Hızlıysa neden onu anında öldürmüyor? Elinde tuttuğu hançerlerle istediği anda öldürebilir. Öyleyse neden etrafında dolaşıyor?

Tokito dövüşü analiz etmekte çok kötüydü. Neden bu kadar hızlı olduğunu kavramamıştı. Tamamen anlaması için onunla dövüşmesi lazımdı.

Haniel gürzünü sallayarak onu bir kez bile olsa yere düşürerek işini bitirmeyi düşünüyordu.

Muhteşem hızına karşılık gürzle kaldığı için epey şanssız durumdaydı. Bunu fark ettiği anda gürzünü sallamayı bırakarak büyüsünü kullanma kararı aldı.

"Rüzgar büyüsü"

"Hortum"

Bulutların toplanmasıyla arenanın ortasında hortum oluşuyordu.
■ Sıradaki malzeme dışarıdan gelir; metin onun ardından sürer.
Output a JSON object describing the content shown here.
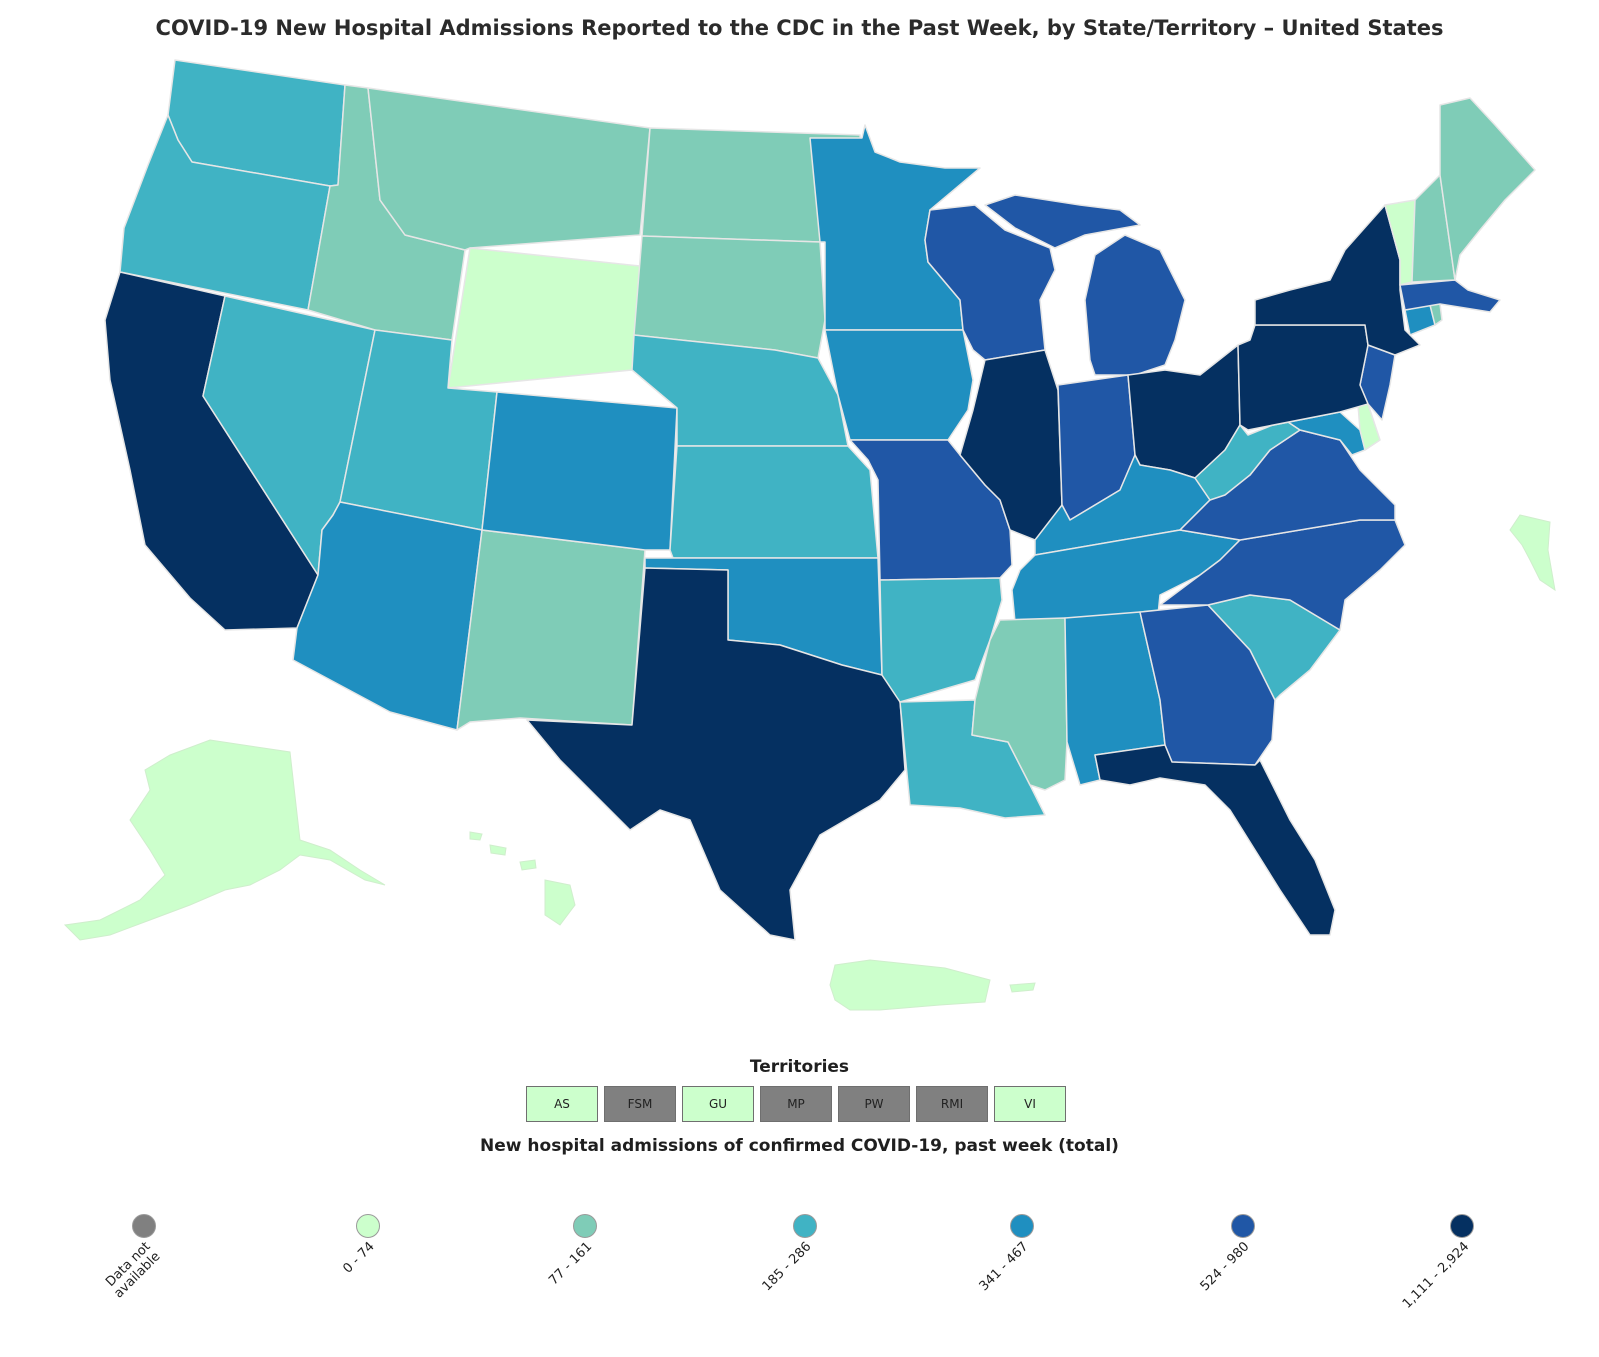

Etrafında bulunanları kendisine doğru çekmeye başladığında arenanın kalkanı açılarak büyünün izleyicilere dokunmasını engelledi.

Gözleriyle düşmanını ararken arkasından gelen bir sıcaklık hissetti.

Sağ eliyle sırtını aradığında kocaman bir yara olduğunu fark etmişti.

Sinirden gözleri dönüyor, gürzünü titreyerek tutuyordu. Kaybettiğini biliyordu.

O büyüyü kullanmamalıydım. Neden böyle bir savaşta görüşümü kısıtladım? Anne, ben ölecek miyim? Neden kaybettim?

Anne... yardım et!

Gözyaşlarını akıtırken büyüsünü sonlandırmıştı. Savaş onun için çoktan bitmişti.

Onun için savaş bitmişti fakat hayatı bağışlanmıştı.

Arenadaki tozlar kalktığında Spirit'in elini tutan birisi vardı. Gözler arenaya yeniden döndüğünde Şeytan Kral arenaya atlamıştı.

Herkes şaşkın bir şekilde kalmıştı. Spirit düşmanını öldürdüğünden emindi fakat o karşısında ağlayarak duruyordu.

"Savaş burada bitti. Sıradaki öldürmen gereken kişi benim."

"Arenada neler oluyor seyirciler? Gözlerimiz doğru mu görüyor yoksa özel konuğumuz Şeytan Kral dövüş kuralı mı ekliyor?"

"Aynen öyle. Şeytan Kral olarak değil. Buraya atanmış olan geçici yönetici olarak bu dövüş için kural ekliyorum."

"Bu doğru! Arenada kurallar sadece yöneticiler tarafından değiştirilebilir! O halde Spirit, Haniel'i yenmeyi başararak son oyuna katılmaya hak kazanıyor!"

"Haniel, yaran çok ağrıyor mu?"

"Ş-Şeytan Kral? Neden benim hayatımı kurtarıyorsunuz? Ben kaybettim bu yüzden ölmeliyim."

"Sana kim kaybedince öleceğini söyledi çöp torbası? Sen ölürsen krallığımızın bir kölesi yok olacak! Gerçek düşmanın veya benim kararım hariç hiçbir şey seni öldüremez!"

"Hayatımı size borçluyum kralım! Son nefesime kadar sizi savunacağım!"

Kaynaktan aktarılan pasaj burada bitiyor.